Num processo tão rápido, dispensaram-se fases do processo de validação?
Conforme a infografia explica, não se saltaram passos. Aceleraram-se. O que acontece é que, quando se chegava a meio de uma fase, avançou-se para a seguinte, quando no método tradicional só após a conclusão da primeira fase. Em emergência sanitária mundial, concentraram-se tempo e recursos. Daí que decorram ainda ensaios de nível II e III da vacina da Pfizer.
Que mecanismo regulatório permitiu que se acelerasse o processo de avaliação?

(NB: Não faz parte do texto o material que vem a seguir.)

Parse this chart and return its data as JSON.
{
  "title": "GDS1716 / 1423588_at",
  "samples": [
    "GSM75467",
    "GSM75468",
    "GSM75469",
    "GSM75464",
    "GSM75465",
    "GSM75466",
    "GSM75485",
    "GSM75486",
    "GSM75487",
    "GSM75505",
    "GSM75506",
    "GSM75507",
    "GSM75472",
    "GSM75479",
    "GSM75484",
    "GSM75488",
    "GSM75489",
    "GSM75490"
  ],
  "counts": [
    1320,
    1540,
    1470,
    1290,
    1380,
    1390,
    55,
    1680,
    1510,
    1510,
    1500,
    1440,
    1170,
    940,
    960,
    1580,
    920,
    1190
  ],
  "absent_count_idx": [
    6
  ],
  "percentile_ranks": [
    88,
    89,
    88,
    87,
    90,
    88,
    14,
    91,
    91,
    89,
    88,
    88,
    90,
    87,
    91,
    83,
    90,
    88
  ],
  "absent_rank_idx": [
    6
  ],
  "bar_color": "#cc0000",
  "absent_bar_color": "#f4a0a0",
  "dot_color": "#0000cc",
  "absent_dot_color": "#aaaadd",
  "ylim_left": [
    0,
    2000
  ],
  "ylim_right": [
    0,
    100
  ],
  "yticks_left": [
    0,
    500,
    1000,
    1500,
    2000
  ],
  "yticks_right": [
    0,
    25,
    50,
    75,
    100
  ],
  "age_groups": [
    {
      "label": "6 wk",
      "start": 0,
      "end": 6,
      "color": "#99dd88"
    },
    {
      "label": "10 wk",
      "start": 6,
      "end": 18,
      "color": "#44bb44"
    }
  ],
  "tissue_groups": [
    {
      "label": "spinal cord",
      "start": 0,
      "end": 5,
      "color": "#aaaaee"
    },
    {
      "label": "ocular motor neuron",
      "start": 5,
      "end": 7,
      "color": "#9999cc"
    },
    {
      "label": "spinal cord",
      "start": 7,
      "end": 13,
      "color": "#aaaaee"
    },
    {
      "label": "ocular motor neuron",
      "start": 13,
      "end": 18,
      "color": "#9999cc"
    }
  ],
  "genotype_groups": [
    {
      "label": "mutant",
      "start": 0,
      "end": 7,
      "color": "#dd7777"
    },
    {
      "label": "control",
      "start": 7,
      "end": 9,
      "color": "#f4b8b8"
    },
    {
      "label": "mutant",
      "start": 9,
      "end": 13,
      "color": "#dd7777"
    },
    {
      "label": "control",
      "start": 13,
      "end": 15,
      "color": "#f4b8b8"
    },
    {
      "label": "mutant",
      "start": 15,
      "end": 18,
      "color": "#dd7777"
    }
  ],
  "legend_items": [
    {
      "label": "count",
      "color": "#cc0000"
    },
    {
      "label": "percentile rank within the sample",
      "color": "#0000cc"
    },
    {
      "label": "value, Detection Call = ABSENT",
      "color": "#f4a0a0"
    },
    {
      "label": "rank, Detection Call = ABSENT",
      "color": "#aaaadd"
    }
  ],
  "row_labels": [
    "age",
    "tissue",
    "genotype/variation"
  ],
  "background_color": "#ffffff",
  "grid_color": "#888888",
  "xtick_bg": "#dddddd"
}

Chama-se "rolling review", isto é, revisão em contínuo, e é uma das ferramentas de regulação que a EMA usa para acelerar a avaliação de um medicamento durante uma emergência de saúde pública. Por norma, os dados sobre eficácia, segurança e qualidade de um medicamento são apresentados no início da avaliação de um pedido de autorização. Já a revisão em contínuo permite que o comité de peritos analise os dados à medida que vão chegando, a partir dos estudos em curso, antes mesmo de decidir que existem informações suficientes e que a empresa pode apresentar um pedido formal de introdução no mercado.
Como vão ser monitorizadas as reações adversas?
Até à data foram reportados quatro casos de reações adversas, que levaram as autoridades do Reino Unido e EUA a alertar que pessoas com histórico de alergias graves não devem ser imunizadas. A EMA já fez saber que durante dois anos vai monitorizar de perto a segurança das vacinas, centralizando os efeitos secundários no "EudraVigilance", sistema de vigilância europeu. O objetivo é identificar riscos para uma atuação rápida.